Engineering at Alberta Courses » The Midpoint Method

Solution Methods for IVPs: The Midpoint Method

The Midpoint Method

Similar to Heun’s method, the midpoint method provides a slight modification to both the implicit and explicit Euler methods. Consider the following IVP:

$\frac{\mathrm{d}x}{\mathrm{d}t}=F(x,t)$

Assuming that the value of the dependent variable $x$ (say $x_i$ ) is known at an initial value $t_i$ , then, we have:

$\int_{x_i}^{x_{i+1}}\!\frac{\mathrm{d}x}{\mathrm{d}t}\,\mathrm{d}t=\int_{t_i}^{t_{i+1}}\!F(x,t)\,\mathrm{d}t$

Therefore:

$x_{i+1}-x_i=\int_{t_i}^{t_{i+1}}\!F(x,t)\,\mathrm{d}t$

If the midpoint rule of the rectangle method of numerical integration is used for the right-hand side with one interval we obtain:

$x_{i+1}-x_i=hF\left(\frac{x_{i+1}+x_i}{2},\frac{t_{i+1}+t_{i}}{2}\right)+\mathcal{O}(h^3)$

where the error term is inherited from the use of $I_2$ in the rectangle rule. Therefore an estimate for $x_{i+1}$ is given by:

$x_{i+1}=x_i+hF\left(\frac{x_{i+1}+x_i}{2},\frac{t_{i+1}+t_{i}}{2}\right)+\mathcal{O}(h^3)$

Using this estimate, the local truncation error is thus proportional to the cube of the step size. If the errors from each interval are added together, with $n=\frac{L}{h}$ being the number of intervals and $L$ the total length $t_n-t_0$ , then, the total error is:

$E=\mathcal{O}(h^3) \frac{L}{h}=\mathcal{O}(h^2)$

which is similar to Heun’s method but better than both the implicit and explicit Euler methods.
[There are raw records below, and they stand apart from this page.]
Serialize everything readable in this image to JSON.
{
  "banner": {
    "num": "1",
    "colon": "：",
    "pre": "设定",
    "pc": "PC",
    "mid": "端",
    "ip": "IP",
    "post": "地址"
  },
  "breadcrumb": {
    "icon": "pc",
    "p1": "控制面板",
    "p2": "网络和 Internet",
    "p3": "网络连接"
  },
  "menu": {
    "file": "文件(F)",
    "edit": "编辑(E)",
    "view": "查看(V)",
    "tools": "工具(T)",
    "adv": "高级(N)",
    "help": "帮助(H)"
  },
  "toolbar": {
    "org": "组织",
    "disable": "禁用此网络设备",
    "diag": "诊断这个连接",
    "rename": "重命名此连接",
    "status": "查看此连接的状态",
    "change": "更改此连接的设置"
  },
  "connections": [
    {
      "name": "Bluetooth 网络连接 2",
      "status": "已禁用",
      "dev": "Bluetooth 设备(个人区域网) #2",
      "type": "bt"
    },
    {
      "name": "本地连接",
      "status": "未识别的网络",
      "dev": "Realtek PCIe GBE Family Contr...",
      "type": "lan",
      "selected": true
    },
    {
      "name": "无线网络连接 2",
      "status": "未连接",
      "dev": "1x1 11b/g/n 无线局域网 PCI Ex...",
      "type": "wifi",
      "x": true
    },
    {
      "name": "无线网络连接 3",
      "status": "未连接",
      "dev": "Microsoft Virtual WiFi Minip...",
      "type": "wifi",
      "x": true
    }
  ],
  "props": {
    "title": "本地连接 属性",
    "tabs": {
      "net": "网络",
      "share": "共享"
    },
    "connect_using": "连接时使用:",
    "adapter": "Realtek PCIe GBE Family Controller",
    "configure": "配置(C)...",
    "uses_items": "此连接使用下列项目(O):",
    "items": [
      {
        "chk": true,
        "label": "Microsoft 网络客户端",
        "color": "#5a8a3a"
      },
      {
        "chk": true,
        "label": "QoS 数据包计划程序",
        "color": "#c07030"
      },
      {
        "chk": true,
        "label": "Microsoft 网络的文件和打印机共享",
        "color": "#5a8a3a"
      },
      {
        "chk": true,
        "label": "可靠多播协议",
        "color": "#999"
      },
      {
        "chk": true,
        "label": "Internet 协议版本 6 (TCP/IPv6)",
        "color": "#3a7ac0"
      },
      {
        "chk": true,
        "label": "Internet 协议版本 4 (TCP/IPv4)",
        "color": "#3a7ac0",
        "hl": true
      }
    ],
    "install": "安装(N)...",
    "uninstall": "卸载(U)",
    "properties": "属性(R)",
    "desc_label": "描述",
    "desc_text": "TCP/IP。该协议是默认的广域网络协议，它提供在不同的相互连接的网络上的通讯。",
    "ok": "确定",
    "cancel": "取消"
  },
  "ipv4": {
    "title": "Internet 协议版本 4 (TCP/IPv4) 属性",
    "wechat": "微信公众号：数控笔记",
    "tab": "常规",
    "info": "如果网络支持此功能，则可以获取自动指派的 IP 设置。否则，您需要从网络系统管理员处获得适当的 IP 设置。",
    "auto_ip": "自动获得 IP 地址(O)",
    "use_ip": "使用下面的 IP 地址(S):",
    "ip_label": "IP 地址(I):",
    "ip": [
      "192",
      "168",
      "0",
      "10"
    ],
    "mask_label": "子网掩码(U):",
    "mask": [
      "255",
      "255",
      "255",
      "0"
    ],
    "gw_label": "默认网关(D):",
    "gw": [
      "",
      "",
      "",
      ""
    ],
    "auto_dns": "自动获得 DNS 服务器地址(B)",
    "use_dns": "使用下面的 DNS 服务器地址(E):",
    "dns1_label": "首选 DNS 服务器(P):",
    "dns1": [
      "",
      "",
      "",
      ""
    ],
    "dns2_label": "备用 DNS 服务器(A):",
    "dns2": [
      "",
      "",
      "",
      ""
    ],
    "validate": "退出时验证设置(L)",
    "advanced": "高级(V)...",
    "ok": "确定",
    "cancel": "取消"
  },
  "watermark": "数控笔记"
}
Note that the midpoint method is essentially a slight modification to the Euler’s method in which the slope used to calculate the value of $x_{i+1}$ at the next time point is used as the slope at the average point $x_{i+1/2}=\frac{x_{i+1}+x_i}{2}$ . The midpoint method can be implemented in two ways. One way is to use the slope at $x_i$ to calculate an initial estimate $x_{i+1/2}^{(0)}$ . Then, the estimate for $x_{i+1}$ would be calculated based on the slope at $x_{i+1/2}^{(0)}$ . Alternatively, the Newton-Raphson method or the fixed-point iteration method can be used to solve directly for $x_{i+1}$ . We will only adopt the first way. The following Mathematica code presents a procedure to utilize the midpoint method. The procedure is essentially similar to the ones presented in the Euler methods except for the step to calculate the new estimate $x_{i+1}$ .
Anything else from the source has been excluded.